Cristiano Silva Cardoso


BARRO, ENCONTROS E MEMÓRIAS NA ARTE DE CRISPINA DOS SANTOS

 

A cerâmica, importante expressão cultural e popular brasileira é destaque no Museu Casa do Sertão da UEFS, por meio de uma justa homenagem ao fazer cultural e artístico da artesã feirense Crispina dos Santos. A exposição é um convite a prestigiar a memória da ceramista que marcou a cena cultural baiana, com a assinatura de suas peças no imaginário material das artes em barro cru.

 Em destaque, uma instigante Expografia que ocupa um novo espaço do museu para delinear um sertão imagético elaborado pelas mãos de uma genuína representante da modelagem em argila de Feira de Santana. São expostas 67 peças, recentemente restauradas em Salvador pelo Studio Argolo, verdadeiras relíquias que expressam a cerâmica brasileira “de um tempo e de um lugar”.

Das criações mais emblemáticas está a construção de personagens inspirados em revistas e recortes de jornais, feitas no mês de setembro e só comercializados em dezembro. Constam ainda baianas, animais e figuras humanas, todas dotadas de peculiar estilística e colorido especial, fruto da técnica autoral de modelar a mão, secar ao sol, usar tintas em pó diluídas em agua, aplique de penas, douramentos, tecidos, algodão e taliscas.
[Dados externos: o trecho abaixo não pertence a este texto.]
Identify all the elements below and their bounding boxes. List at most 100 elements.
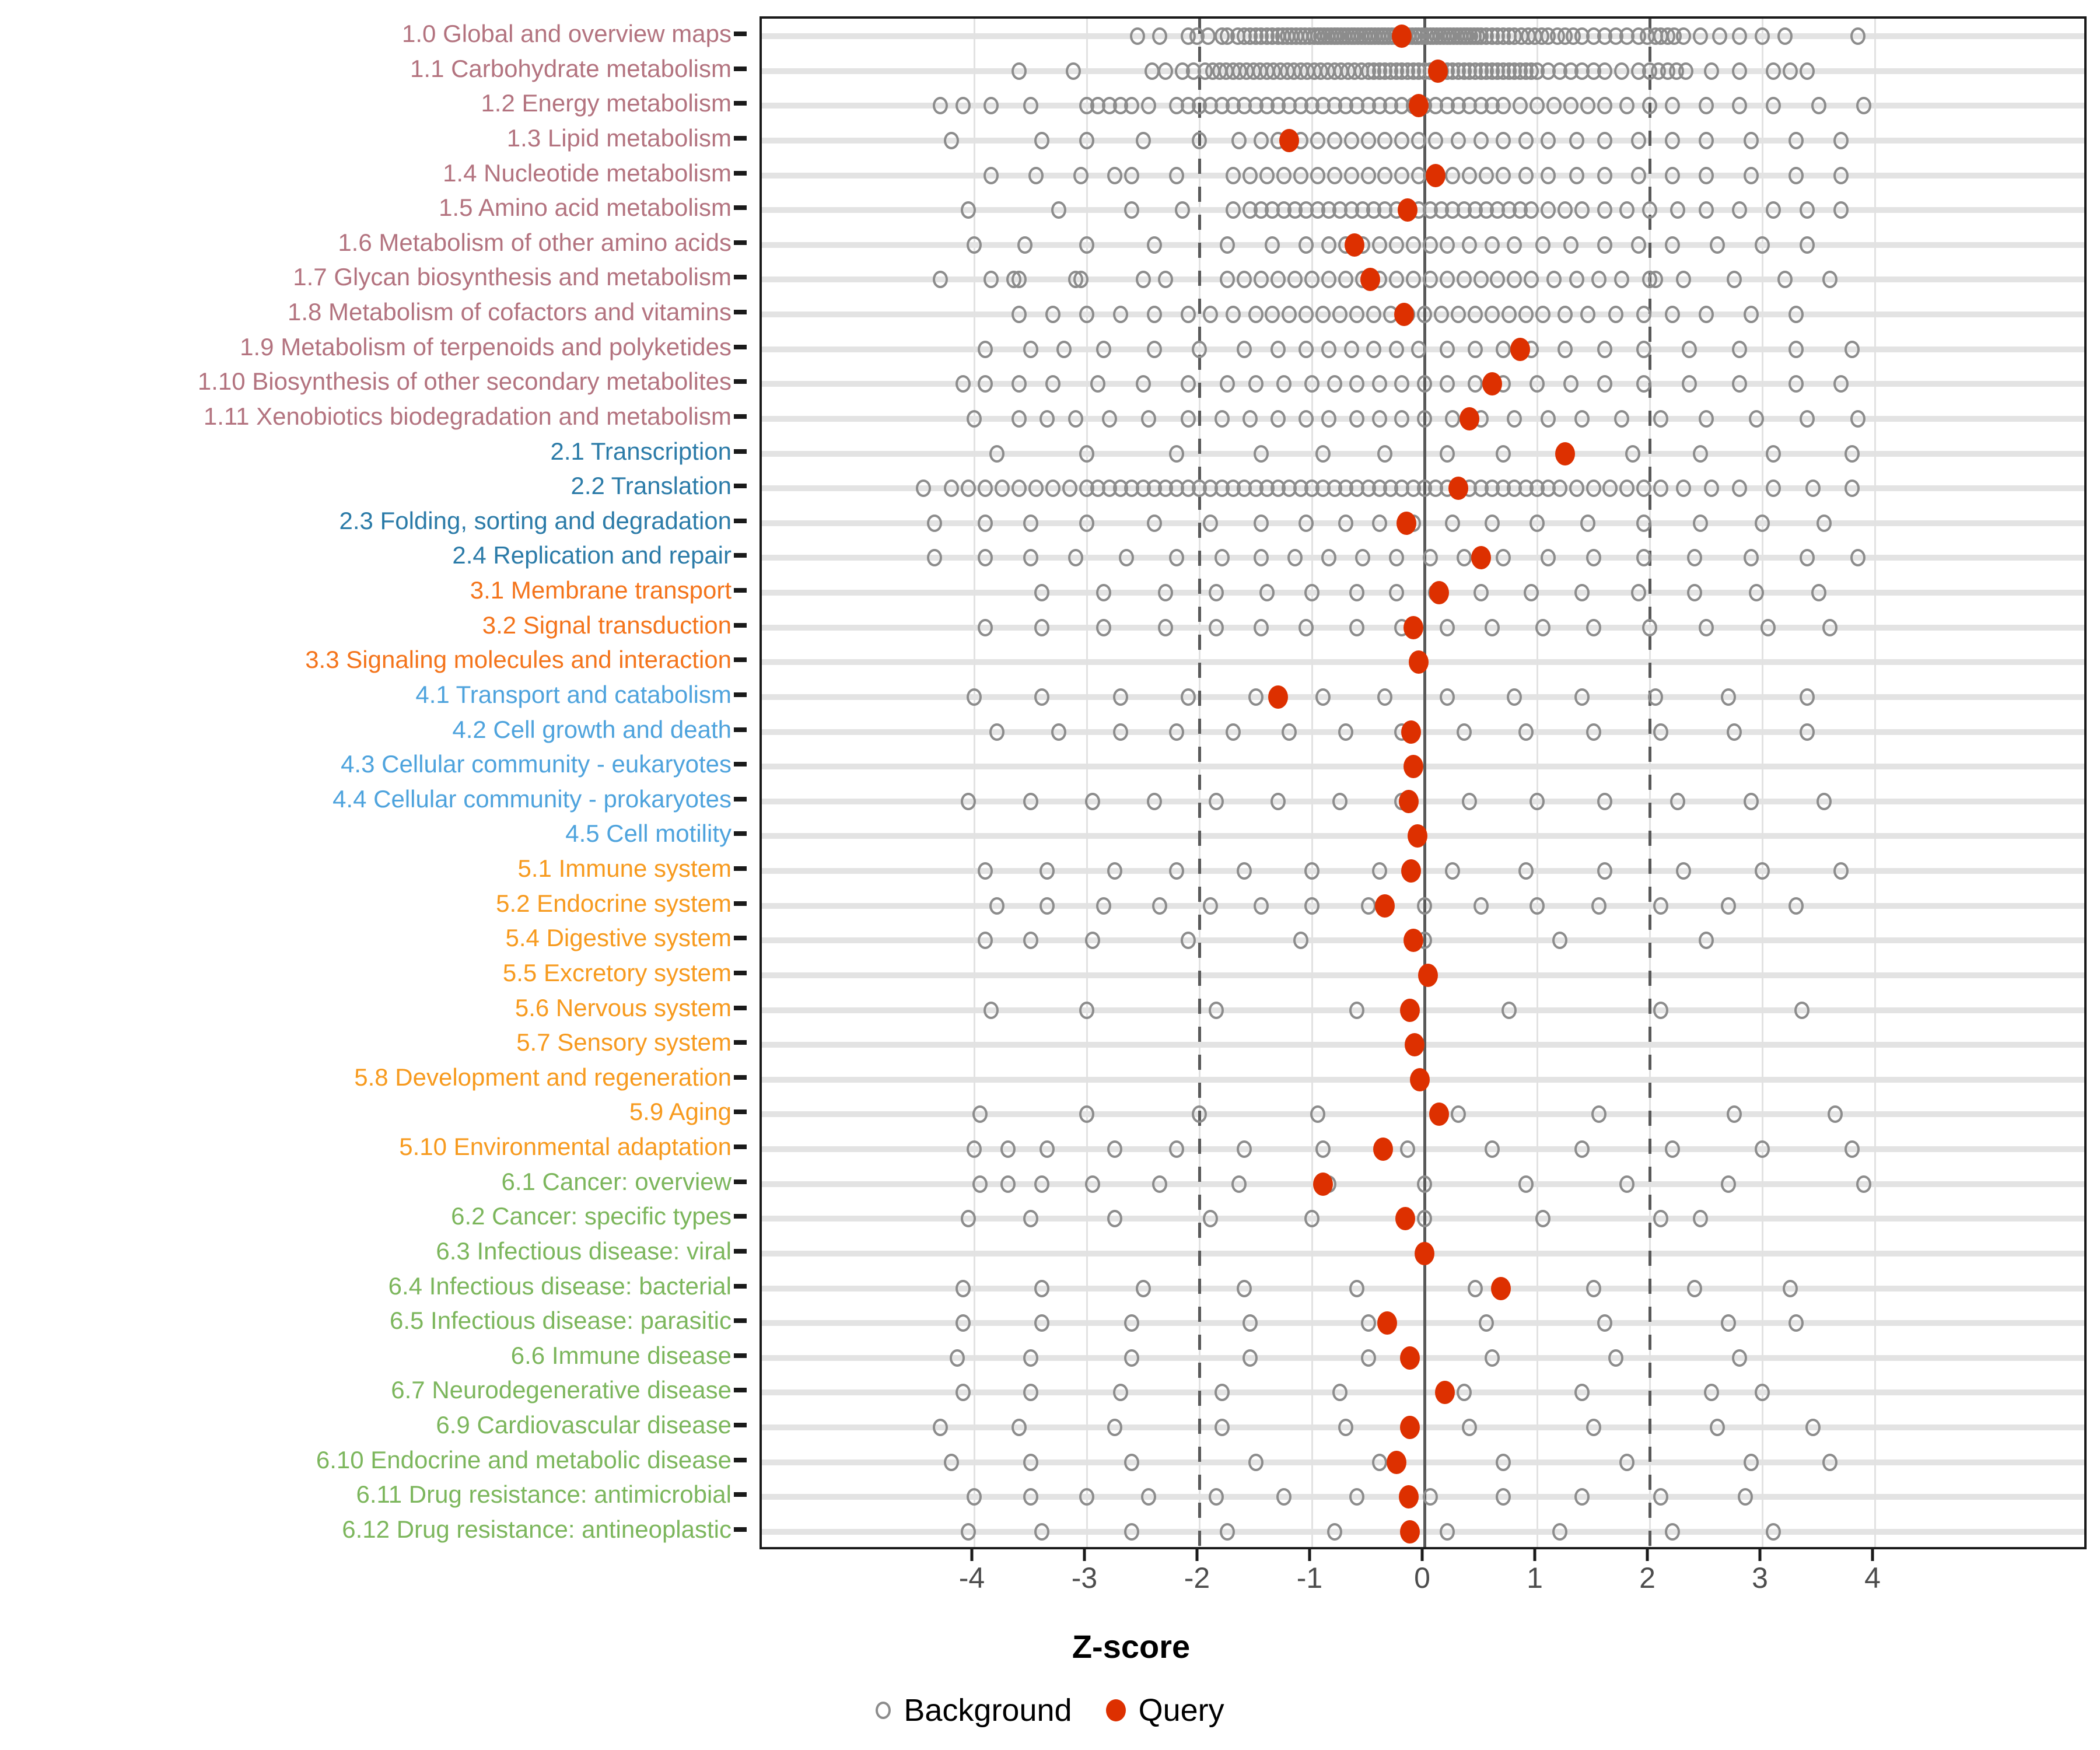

A atuação de Crispina dos Santos pode ser, entre outros aspectos, referendada como uma arte implicada em leituras de mundo, oriundas da sua história de vida e traduzida nas composições figurativas que sempre a acompanharam, denotando uma escrita cultural material que transcende o espectro artesanal e sua nobre função de embelezar. As peças em questão, exaltam peculiaridades na representação do imaginário coletivo, e dão vivacidade a crônicas visuais, alçadas de um vasto repertório temático, oriundas do chamado patrimônio-acontecimento, ou seja, o entrecuzar de narrativas domésticas que se tornam coletivas pela partilha imagética e de vozes, que emergem do cotidiano e reivindicam, nas dimensões poéticas, políticas e pedagógicas, o reconhecimento, não só de reminiscências, mas sobretudo, de sujeitos sociais e o direito à valorização de suas memórias.

O painel reflexivo sobre a obra de Crispina dos Santos no Museu Casa do Sertão é composto ainda, por duas instalações que complementam a mostra, propondo além de um encontro de gerações artísticas, utópicas subversões, tanto de ordem pictórica quanto cronológica.

A primeira, tem por base o emblemático ensaio fotográfico “O presépio sertanejo de Crispina dos Santos” realizado pelo artista e arquiteto Juraci Dórea, originalmente publicado na Légua & meia Revista de Literatura e Diversidade Cultural, UEFS (v3, n 2 2004). Em preto e branco, o registro histórico se coloca como um contraponto ao característico colorido das peças que ocupam a sala, e instigam potenciais debates sobre obra de arte, originalidade e sua reprodutibilidade.

A segunda instalação, enfoca a perspectiva da jovem Emilly Sisnando, artista visual do município de Elísio Medrado no Vale do Jiquiriçá, que inspirada em relatos pessoais, traz numa leitura lúdica, a figura infantil de Crispina e sua relação com o barro, em obras cujo ponto central são imagens compostas por borra de café e o característico “azul anil” tão explorado pela artesã. As criações fazem parte de seu projeto de pesquisa artística “Recorte do Nordeste” e foram expostas durante a pandemia nas ruas do centro de Feira de Santana, no âmbito do Projeto Favela é Isso Aí, apoiado pela Belgo Bekaert.